Namun, disambung dengan mencari data di Malaka melalui buku ataupun tulisan. Tentang Malaka, yang bisa di eksplorasi dan itu lebih banyak imajinasi aja. Sebab, adanya perdagangan antara Sungai Pagu dengan malaka itu sudah terjalin.

“Mentoknya itu di ketika pertengahan novel ini. Udah kita habisin data waktu itu, nih ceritanya mau dibawa ke mana?. Soalnya udah keluar dari jalur ceritanya!. Jadi lebih cerita perjalanan dan enggak hanya di alam surambi sungai pagu aja udah sampai ke Malaka karena abad abad segitu,” sambung Duta Baca UPT Perpustakaan.

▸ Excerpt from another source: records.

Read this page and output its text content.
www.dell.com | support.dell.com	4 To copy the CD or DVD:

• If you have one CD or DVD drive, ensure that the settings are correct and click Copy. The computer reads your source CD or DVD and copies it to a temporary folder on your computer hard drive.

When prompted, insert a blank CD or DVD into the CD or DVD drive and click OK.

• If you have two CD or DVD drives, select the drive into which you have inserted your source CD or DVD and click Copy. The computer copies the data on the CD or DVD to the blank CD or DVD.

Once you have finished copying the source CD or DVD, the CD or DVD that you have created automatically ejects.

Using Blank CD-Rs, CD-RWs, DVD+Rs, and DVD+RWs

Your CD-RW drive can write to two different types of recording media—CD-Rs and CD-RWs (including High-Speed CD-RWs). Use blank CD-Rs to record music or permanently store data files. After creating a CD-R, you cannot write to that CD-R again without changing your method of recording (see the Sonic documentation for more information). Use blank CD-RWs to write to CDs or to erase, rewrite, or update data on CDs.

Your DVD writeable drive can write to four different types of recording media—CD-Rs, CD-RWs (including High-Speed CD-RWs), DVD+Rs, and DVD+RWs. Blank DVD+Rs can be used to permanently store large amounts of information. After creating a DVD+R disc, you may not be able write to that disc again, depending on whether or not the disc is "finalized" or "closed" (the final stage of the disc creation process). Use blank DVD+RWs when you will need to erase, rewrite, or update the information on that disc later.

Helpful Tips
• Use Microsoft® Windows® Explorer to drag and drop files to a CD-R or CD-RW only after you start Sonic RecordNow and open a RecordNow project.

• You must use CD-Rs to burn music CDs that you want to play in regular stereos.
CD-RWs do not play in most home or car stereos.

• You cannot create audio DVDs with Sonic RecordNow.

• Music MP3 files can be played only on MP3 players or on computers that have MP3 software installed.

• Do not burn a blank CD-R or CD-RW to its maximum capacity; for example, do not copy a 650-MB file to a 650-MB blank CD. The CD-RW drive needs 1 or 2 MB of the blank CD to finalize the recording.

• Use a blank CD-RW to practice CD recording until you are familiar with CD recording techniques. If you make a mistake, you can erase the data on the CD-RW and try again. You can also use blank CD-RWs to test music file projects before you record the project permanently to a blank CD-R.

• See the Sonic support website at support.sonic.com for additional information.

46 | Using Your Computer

Disamping itu, Haris juga menyampaikan, teruntuk nama tempat asli semua, yang disamarkan itu nama tokoh agama dan tokoh lainnya. Beberapa kejadian yang terjadi, ada benar nyatanya seperti, ceritanya tentang banjir besar atau galodo.

Lanjutnya, pembuatan buku full semuanya sendiri dari awal penelitian ke lapangan yang di halangi sama sumber data dan bahkan banyak lainnya.

“Kamu jangan nulis tentang itu cilako, bahwa itu tentang nyawa saya tulis tentang itu. Ada seperti itu karena salah satu keterbatasan orang minang dibanding orang luar,” tutupnya.

Disamping itu Penulis Buku, Ka’bati memberikan komentar bahwasanya, buku “Mandulang Cinto” lebih bercerita tentang sejarah tentang Minang Kabau dengan versinya haris sebagai orang Solok Selatan.

Lanjutnya, menurutnya, buku ini lebih banyak mengkaji tentang persoalan perempuan dan Gender. Memperlihatkan seorang perempuan Minangkabau yang kuat dengan karakternya. Dengan akhiran yang Happy Ending. Berbeda dengan, Buku Siti Nurbaya atau Tenggelamnya Kapal Van Der Wijck Hamka.

“Happy ending sebenarnya, walaupun pahit ya luka-luka petualangan di hutan, lari-lari dan sebagainya, tapi harus menghadirkan bahwa siapa yang mau berjuang,” ucapnya kepada wartawan DKTV.

Perempuan yang kuat dan mau berjuang, pasti akan mendapatkan apa yang diinginkan. Dilihat dari bacaan bahwasanya, memperlihatkan posisi dalam tulisan karya sastra dan juga sebagai bentuk apresiasinya. Terhadap perempuan Minangkabau yang gigih.

Tidak kalah menariknya, buku “Mandulang Cinto” yang merupakan sastra yang ditulis dalam bahasa Minang. Bahasa daerah yang bertahan sampai hari ini diantara bahasa daerah lain yang mulai punah itu karena ada komitmen penggunanya untuk terus memakai Bahasa Minang.

Ka’bati berharap, agar buku yang ditulis tersebut dapat apresiasi, direspon, dan didiskusikan oleh masyarakat.
“Terus tumbuhkan semangat menulis, karena dengan fasilitas yang mendukung dan media sosial. Maka akan membuat daya berpikir lebih kreatif kedepannya.”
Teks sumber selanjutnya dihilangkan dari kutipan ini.